Cássio lembrou ainda um dado importante: enquanto na escola pública, algumas disciplinas importantes estão sendo suprimidas por falta de professores ou estrutura, elas seguem acontecendo normalmente no setor privado. O problema é que na hora da prestação do Exame Nacional do Ensino Médio (Enem), todos terão o mesmo desafio pela frente, ainda que nem todos tenham cursado as mesmas disciplinas.
O que deve acontecer?
Recentemente, o ministro da Educação, Camilo Santana, reconheceu que o novo ensino médio precisa ser corrigido. “Já identificamos que há necessidade de correções, necessidade de um bom debate. Porém, acho que é do processo democrático, até porque o ensino médio já está em andamento na sua implementação, [acho que] é importante ouvir as entidades, os especialistas da área, os estudantes, professores, para que a gente possa, com muita responsabilidade, tomar decisões. Nosso grande objetivo é garantir qualidade”, disse.

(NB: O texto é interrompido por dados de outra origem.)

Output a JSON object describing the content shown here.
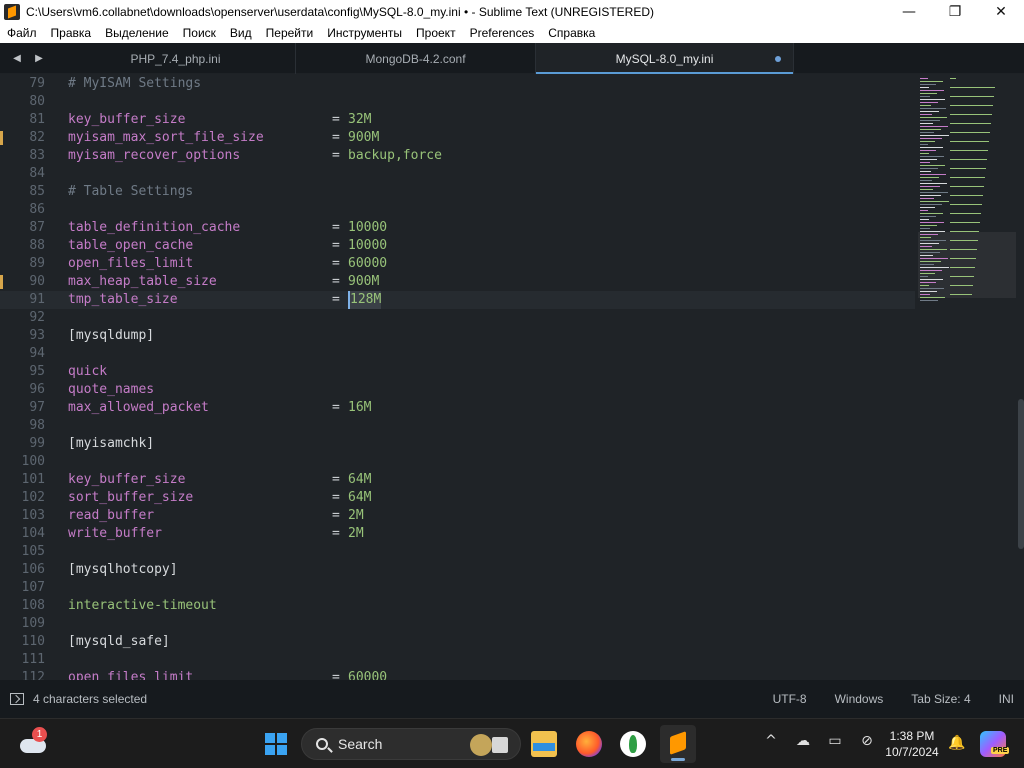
{
  "window": {
    "title": "C:\\Users\\vm6.collabnet\\downloads\\openserver\\userdata\\config\\MySQL-8.0_my.ini • - Sublime Text (UNREGISTERED)",
    "minimize_glyph": "—",
    "maximize_glyph": "❐",
    "close_glyph": "✕"
  },
  "menu": [
    "Файл",
    "Правка",
    "Выделение",
    "Поиск",
    "Вид",
    "Перейти",
    "Инструменты",
    "Проект",
    "Preferences",
    "Справка"
  ],
  "tabs": {
    "nav_left": "◀",
    "nav_right": "▶",
    "items": [
      {
        "label": "PHP_7.4_php.ini",
        "active": false
      },
      {
        "label": "MongoDB-4.2.conf",
        "active": false
      },
      {
        "label": "MySQL-8.0_my.ini",
        "active": true,
        "dirty": true
      }
    ]
  },
  "editor": {
    "lines": [
      {
        "num": "79",
        "type": "comment",
        "text": "# MyISAM Settings"
      },
      {
        "num": "80",
        "type": "blank"
      },
      {
        "num": "81",
        "type": "kv",
        "key": "key_buffer_size",
        "eq": "=",
        "val": "32M"
      },
      {
        "num": "82",
        "type": "kv",
        "key": "myisam_max_sort_file_size",
        "eq": "=",
        "val": "900M",
        "modified": true
      },
      {
        "num": "83",
        "type": "kv",
        "key": "myisam_recover_options",
        "eq": "=",
        "val": "backup,force"
      },
      {
        "num": "84",
        "type": "blank"
      },
      {
        "num": "85",
        "type": "comment",
        "text": "# Table Settings"
      },
      {
        "num": "86",
        "type": "blank"
      },
      {
        "num": "87",
        "type": "kv",
        "key": "table_definition_cache",
        "eq": "=",
        "val": "10000"
      },
      {
        "num": "88",
        "type": "kv",
        "key": "table_open_cache",
        "eq": "=",
        "val": "10000"
      },
      {
        "num": "89",
        "type": "kv",
        "key": "open_files_limit",
        "eq": "=",
        "val": "60000"
      },
      {
        "num": "90",
        "type": "kv",
        "key": "max_heap_table_size",
        "eq": "=",
        "val": "900M",
        "modified": true
      },
      {
        "num": "91",
        "type": "kv",
        "key": "tmp_table_size",
        "eq": "=",
        "val": "128M",
        "caret": true,
        "selected": true
      },
      {
        "num": "92",
        "type": "blank"
      },
      {
        "num": "93",
        "type": "section",
        "text": "[mysqldump]"
      },
      {
        "num": "94",
        "type": "blank"
      },
      {
        "num": "95",
        "type": "key",
        "text": "quick"
      },
      {
        "num": "96",
        "type": "key",
        "text": "quote_names"
      },
      {
        "num": "97",
        "type": "kv",
        "key": "max_allowed_packet",
        "eq": "=",
        "val": "16M"
      },
      {
        "num": "98",
        "type": "blank"
      },
      {
        "num": "99",
        "type": "section",
        "text": "[myisamchk]"
      },
      {
        "num": "100",
        "type": "blank"
      },
      {
        "num": "101",
        "type": "kv",
        "key": "key_buffer_size",
        "eq": "=",
        "val": "64M"
      },
      {
        "num": "102",
        "type": "kv",
        "key": "sort_buffer_size",
        "eq": "=",
        "val": "64M"
      },
      {
        "num": "103",
        "type": "kv",
        "key": "read_buffer",
        "eq": "=",
        "val": "2M"
      },
      {
        "num": "104",
        "type": "kv",
        "key": "write_buffer",
        "eq": "=",
        "val": "2M"
      },
      {
        "num": "105",
        "type": "blank"
      },
      {
        "num": "106",
        "type": "section",
        "text": "[mysqlhotcopy]"
      },
      {
        "num": "107",
        "type": "blank"
      },
      {
        "num": "108",
        "type": "key-green",
        "text": "interactive-timeout"
      },
      {
        "num": "109",
        "type": "blank"
      },
      {
        "num": "110",
        "type": "section",
        "text": "[mysqld_safe]"
      },
      {
        "num": "111",
        "type": "blank"
      },
      {
        "num": "112",
        "type": "kv",
        "key": "open_files_limit",
        "eq": "=",
        "val": "60000"
      }
    ]
  },
  "status": {
    "selection": "4 characters selected",
    "encoding": "UTF-8",
    "line_endings": "Windows",
    "indent": "Tab Size: 4",
    "syntax": "INI"
  },
  "taskbar": {
    "weather_badge": "1",
    "search_label": "Search",
    "time": "1:38 PM",
    "date": "10/7/2024",
    "copilot_badge": "PRE",
    "tray_glyphs": [
      "^",
      "☁",
      "▭",
      "⊘"
    ],
    "bell_glyph": "🔔"
  },
  "colors": {
    "editor_bg": "#1f2327",
    "key": "#c57cc8",
    "value": "#98c379",
    "comment": "#6f7a86",
    "tab_accent": "#5a9bd5"
  }
}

Mas na avaliação dos especialistas ouvidos pelo Vocativo, reformar o sistema não é o bastante. “Eu considero que o governo deveria revogar o novo ensino médio e fazer uma nova discussão com a sociedade sobre os rumos que devemos tomar. O MEC recompôs o Fórum Nacional de Educação, creio que este deva ser um importante espaço-tempo para discussão dessa questão. Não que antes estivesse tudo bem com o Ensino Médio, mas a mudança atual é muito pior”, sugere Leonardo Peixoto.
“Eu defendo a revogação imediata”, explica Fernando Cássio. Segundo o professor, não basta revisar o novo modelo, uma vez que ele altera a Lei de Diretrizes e Bases da Educação (LDO). Cássio não acredita que Camilo Santana tomará medidas efetivas de mudança por julgar que o ministro está alinhado ideologicamente com as empresas que promoveram o lobby pela reforma. “O governo deveria apoiar o movimento pela revogação para que se possa construir um processo legislativo pra aprovar uma lei e revogar a reforma do Ensino Médio”, defende.
Fernando Cássio afirma ainda que revogar o Novo Ensino Médio não significa retomar o modelo anterior, mas sim criar um modelo de fato de consenso com toda a sociedade brasileira. “As pessoas vão perguntar se o modelo anterior é bom, mas essa pergunta está errada. Não é que o ensino médio anterior é bom. O novo é que é pior. Mas nós devemos estancar essa tragédia antes que ela se aprofunde”, afirma.